The Traces of Breathing
By Park Jiha, Audio CD $17.98, Hamburg: Glitterbeat Records 
Park Jiha’s path in music started with the flute as a child and continued with the traditional Korean bamboo instruments, the piri (double-reed oboe) and the saenghwang (mouth organ). After graduating from university, she formed a group called “su:m” (meaning “breath”) and began her performing career. Like the name of the group, Park Jiha’s music leaves traces of breathing.
After the release of the group’s first album, “Breathing in Space,” in 2010, Park was invited to participate in several renowned music festivals, such as WOMAD (World of Music, Arts and Dance) and SXSW (South by Southwest). Her performances on major international stages put her in the spotlight.
“Communion,” Park’s first solo album released in 2016, was made during a break from the band. Through its re-release in 2018 by German label Glitterbeat Records, the album debuted on the world music market, drawing the attention of international media. Pitchfork and The Guardian chose it as “album of the month” and called Park “a new musician deserving attention.”

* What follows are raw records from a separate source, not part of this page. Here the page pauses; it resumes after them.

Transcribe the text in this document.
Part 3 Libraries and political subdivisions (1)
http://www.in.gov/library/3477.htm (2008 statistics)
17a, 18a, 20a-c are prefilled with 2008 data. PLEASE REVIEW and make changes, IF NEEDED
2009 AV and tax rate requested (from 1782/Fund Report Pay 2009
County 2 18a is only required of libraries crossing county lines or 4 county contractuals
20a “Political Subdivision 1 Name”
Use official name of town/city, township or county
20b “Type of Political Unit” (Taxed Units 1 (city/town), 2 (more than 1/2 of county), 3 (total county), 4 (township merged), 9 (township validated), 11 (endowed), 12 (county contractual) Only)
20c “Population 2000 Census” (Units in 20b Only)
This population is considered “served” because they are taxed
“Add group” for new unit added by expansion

The album contains elements of both minimalism and avant-garde jazz. However, the repetitions are subtle and create a tone different to minimalism; the simplicity of the music and the clarity of its structure diverge from avant-garde jazz.
Reminiscent of the work of Norwegian jazz saxophonist Jan Garbarek, the title track “Communion” represents the album’s identity. Park Jiha’s piri, Kim Oki’s tenor saxophone and John Bell’s vibraphone share bonds of sympathy in exquisite harmony. The most popular piece is “The Longing of the Yawning Divide,” an improvisational piece inspired by the solemn atmosphere and reverberations of a room at Keizersberg Abbey in Leuven, Belgium, where rehearsals were held.